El proyecto de vida religiosa que nació con San Juan de Mata era, ciertamente, algo nuevo en la Iglesia medieval. Un proyecto de vida religiosa volcada a la misión en el  mundo, en la ciudad y en los caminos, y hasta los márgenes mismos de la cristiandad. Un proyecto inédito, de vida religiosa para el servicio de misericordia y redención, y todo él en función de ese servicio. Realmente, Juan de Mata necesitaba Regla propia, e Inocencio III no duda en aceptar su propuesta.

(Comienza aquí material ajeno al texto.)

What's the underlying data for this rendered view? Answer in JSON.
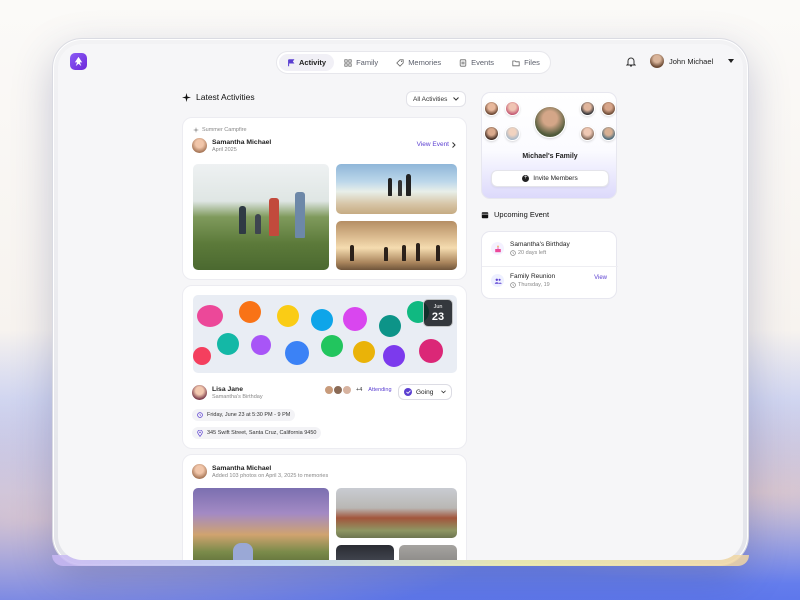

La orden que funda Juan de Mata es la “Orden de la Santa Trinidad y de la redención de los cautivos”; las casas de la orden son “casas de la Santa Trinidad para la redención de los cautivos”; y los hermanos de Juan de Mata son “hermanos de la Santa Trinidad y de los cautivos”. ¿Qué hay de original en esta repetida conexión de Trinidad y redención de los cautivos?

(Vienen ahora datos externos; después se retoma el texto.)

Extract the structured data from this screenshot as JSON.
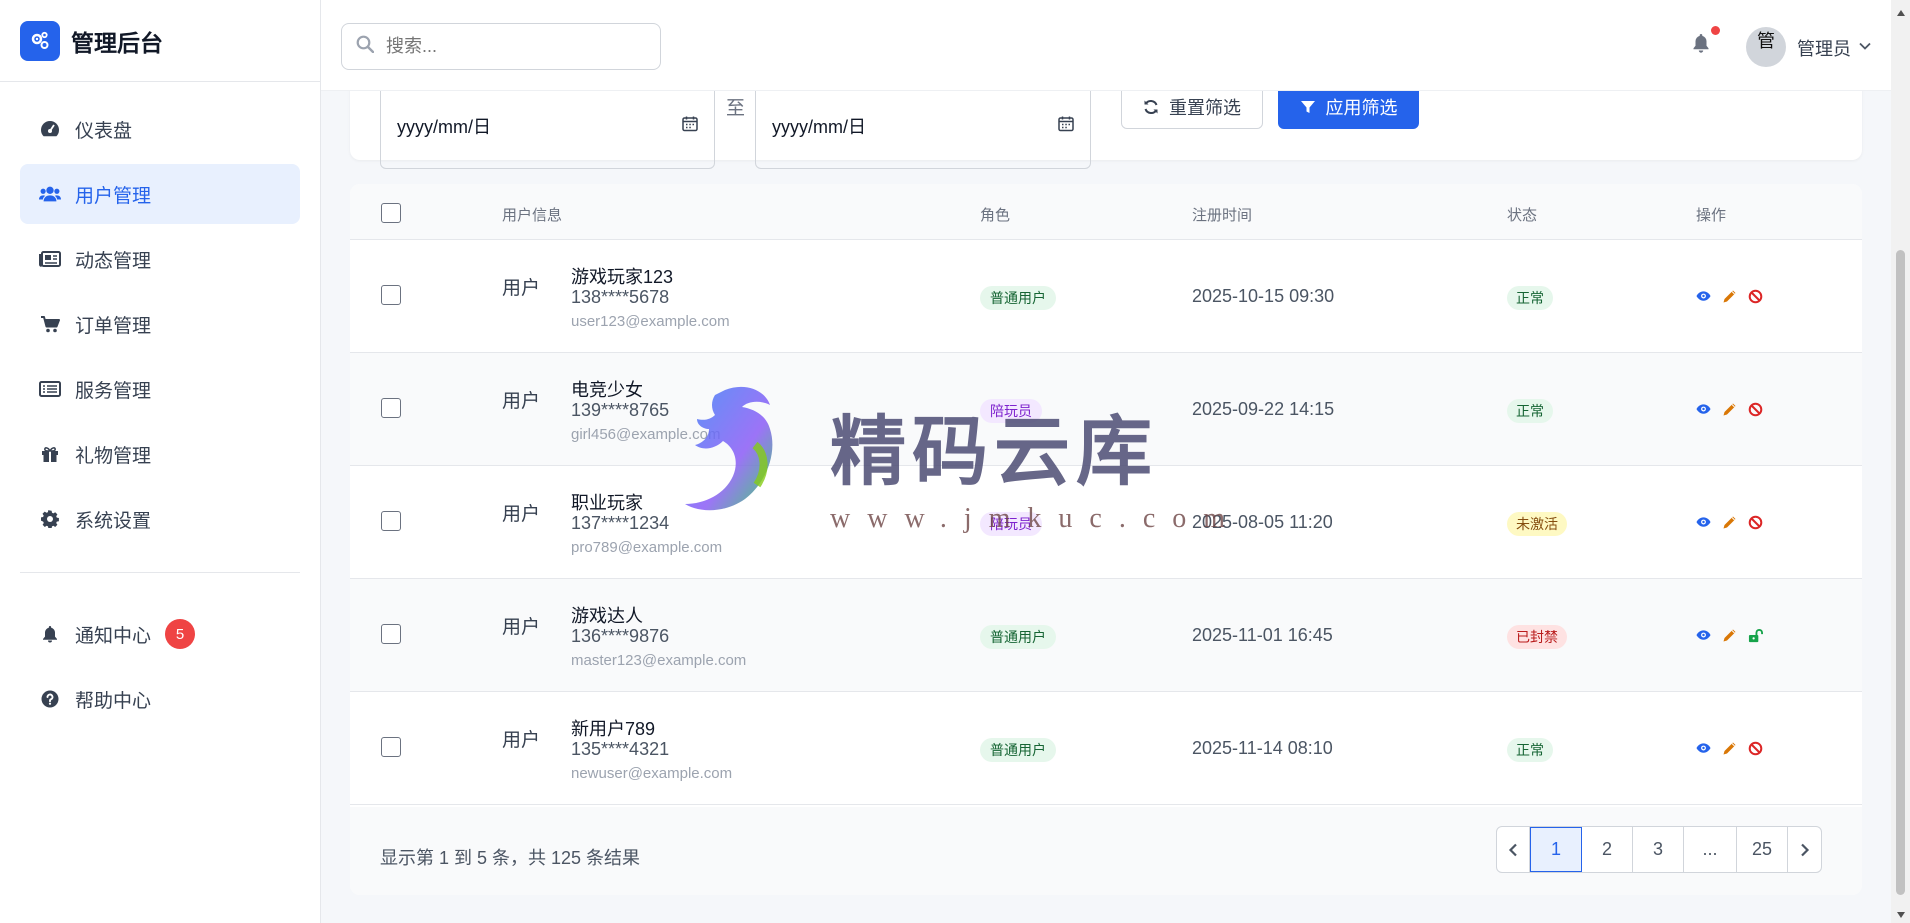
{
  "brand": {
    "title": "管理后台"
  },
  "sidebar": {
    "items": [
      {
        "label": "仪表盘",
        "icon": "dashboard-icon",
        "active": false
      },
      {
        "label": "用户管理",
        "icon": "users-icon",
        "active": true
      },
      {
        "label": "动态管理",
        "icon": "newspaper-icon",
        "active": false
      },
      {
        "label": "订单管理",
        "icon": "cart-icon",
        "active": false
      },
      {
        "label": "服务管理",
        "icon": "list-icon",
        "active": false
      },
      {
        "label": "礼物管理",
        "icon": "gift-icon",
        "active": false
      },
      {
        "label": "系统设置",
        "icon": "gear-icon",
        "active": false
      }
    ],
    "notification": {
      "label": "通知中心",
      "count": "5"
    },
    "help": {
      "label": "帮助中心"
    }
  },
  "header": {
    "search_placeholder": "搜索...",
    "avatar_alt": "管",
    "admin_name": "管理员"
  },
  "filters": {
    "date_start": "yyyy/mm/日",
    "date_to": "至",
    "date_end": "yyyy/mm/日",
    "reset_label": "重置筛选",
    "apply_label": "应用筛选"
  },
  "table": {
    "headers": {
      "user": "用户信息",
      "role": "角色",
      "registered": "注册时间",
      "status": "状态",
      "actions": "操作"
    },
    "avatar_alt": "用户",
    "rows": [
      {
        "name": "游戏玩家123",
        "phone": "138****5678",
        "email": "user123@example.com",
        "role": "普通用户",
        "registered": "2025-10-15 09:30",
        "status": "正常"
      },
      {
        "name": "电竞少女",
        "phone": "139****8765",
        "email": "girl456@example.com",
        "role": "陪玩员",
        "registered": "2025-09-22 14:15",
        "status": "正常"
      },
      {
        "name": "职业玩家",
        "phone": "137****1234",
        "email": "pro789@example.com",
        "role": "陪玩员",
        "registered": "2025-08-05 11:20",
        "status": "未激活"
      },
      {
        "name": "游戏达人",
        "phone": "136****9876",
        "email": "master123@example.com",
        "role": "普通用户",
        "registered": "2025-11-01 16:45",
        "status": "已封禁"
      },
      {
        "name": "新用户789",
        "phone": "135****4321",
        "email": "newuser@example.com",
        "role": "普通用户",
        "registered": "2025-11-14 08:10",
        "status": "正常"
      }
    ]
  },
  "pagination": {
    "info": "显示第 1 到 5 条，共 125 条结果",
    "pages": [
      "1",
      "2",
      "3",
      "...",
      "25"
    ],
    "current": "1"
  },
  "watermark": {
    "title": "精码云库",
    "url": "www.jmkuc.com"
  },
  "colors": {
    "primary": "#2563eb",
    "danger": "#ef4444",
    "success": "#16a34a",
    "warning": "#d97706"
  }
}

  • Rescatar a los hermanos en cautividad

    A Juan de Mata no le fascina la empresa militar de la liberación de los Santos Lugares. Lo que golpea su espíritu y su sensibilidad es la situación inhumana de las víctimas de esa empresa, de los hermanos en la fe sumidos en la noche de la cautividad. El proyecto de Juan de Mata no tiene nada que ver con la empresa militar. Es un proyecto de misericordia, no de estrategia; un proyecto, por tanto, completamente “desarmado”, con la única finalidad de rescatar de la cautividad a los hermanos en la fe.

    El proyecto de Juan de Mata era la primera institución oficial en la Iglesia dedicada plena y específicamente al servicio de redención. Y era también, la primera institución oficial que afrontaba este servicio de ese modo: con las manos desarmadas, sin otra armadura que la misericordia, sin otra intención que la de devolver la esperanza a los hermanos en la fe bajo el yugo de la cautividad. En la primavera de 1199, Juan de Mata organiza y encabeza la primera expedición redentora, y el Papa lo presenta al dirigente musulmán en una carta que define los rasgos evangélicos de su empresa: se trata -escribe el Papa- de un “servicio de misericordia”; el hermano Juan y sus compañeros, movidos tan sólo por el mandato evangélico, han fundado “una orden”, una nueva comunidad en la Iglesia, y como tales se presentan ante vosotros: con las manos limpias y desarmadas, sin otro móvil en su acción que devolver a la libertad a sus hermanos en la fe.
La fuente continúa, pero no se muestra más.